3. State the problem specifically. Give the specific, time, place, individuals involved and any mitigating circumstances surrounding the violation. The manager must be sure to define the violation in exact terms instead of just reciting company regulations or terms from Union contract. This in effect conveys the rule violation has on the work unit performance. The manager must explain to the employee why the behavior cannot be continued by showing how the same is affecting the employee’s job performance, the unit’s effectiveness and the employee’s colleagues.

4. Allow the employee to explain his or her position. Regardless what facts he manager has uncovered due process demands that the employee is given the opportunity to explain his or her position.

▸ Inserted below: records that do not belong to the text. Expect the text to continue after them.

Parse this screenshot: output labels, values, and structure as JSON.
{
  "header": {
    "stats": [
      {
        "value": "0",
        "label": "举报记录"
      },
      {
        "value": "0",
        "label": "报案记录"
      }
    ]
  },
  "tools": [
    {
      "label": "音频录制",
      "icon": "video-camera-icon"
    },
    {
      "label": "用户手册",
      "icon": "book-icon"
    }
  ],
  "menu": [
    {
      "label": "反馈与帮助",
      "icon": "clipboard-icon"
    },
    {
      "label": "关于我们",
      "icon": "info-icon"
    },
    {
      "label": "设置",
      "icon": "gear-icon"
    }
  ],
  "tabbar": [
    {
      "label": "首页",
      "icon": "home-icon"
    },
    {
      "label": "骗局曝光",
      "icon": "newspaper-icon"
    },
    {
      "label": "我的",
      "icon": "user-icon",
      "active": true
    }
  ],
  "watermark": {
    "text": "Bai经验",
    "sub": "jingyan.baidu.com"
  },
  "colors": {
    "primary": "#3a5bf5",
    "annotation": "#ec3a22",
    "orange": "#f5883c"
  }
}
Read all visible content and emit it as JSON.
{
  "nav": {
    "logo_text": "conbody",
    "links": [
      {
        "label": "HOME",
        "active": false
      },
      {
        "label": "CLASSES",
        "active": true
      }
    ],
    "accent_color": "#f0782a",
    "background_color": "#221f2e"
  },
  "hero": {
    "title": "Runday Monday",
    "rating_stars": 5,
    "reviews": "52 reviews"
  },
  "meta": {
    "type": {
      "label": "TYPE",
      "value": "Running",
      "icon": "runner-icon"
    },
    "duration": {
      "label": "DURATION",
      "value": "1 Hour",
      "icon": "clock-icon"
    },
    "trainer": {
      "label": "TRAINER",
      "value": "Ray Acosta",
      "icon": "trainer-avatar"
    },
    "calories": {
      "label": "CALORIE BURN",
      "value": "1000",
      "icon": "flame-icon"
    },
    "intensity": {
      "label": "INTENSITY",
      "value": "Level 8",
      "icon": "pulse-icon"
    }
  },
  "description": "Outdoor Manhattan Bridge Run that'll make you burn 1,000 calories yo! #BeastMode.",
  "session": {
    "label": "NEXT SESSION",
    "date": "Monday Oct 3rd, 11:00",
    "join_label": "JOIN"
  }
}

From the employee’s perspective, what happened? Why did it happen? What was his or her perception of the rules, regulations, and circumstances?

5. Keep the discussions impersonal. Penalties should be connected with a given violation not with the personality of the individual violator. That is discipline should be directed at what the employee has done, not at the employee.

6. Be consistent. Fair treatment of employees demands that disciplinary action be consistent. If the manager enforces rule violations in an inconsistent manner the rules will have their impact, morale will decline, and employees can question the manager’s competence. Consistency need not result in treating every one exactly alike otherwise doing that would ignore mitigating circumstances. It’s reasonable to modify the severity of penalties to reflect the employee’s history, job performance record and the like.

Disciplining should include guidance and direction for correcting the problems. Let the employee say what he or she plans to do in the future to ensure that the violation will not be repeated.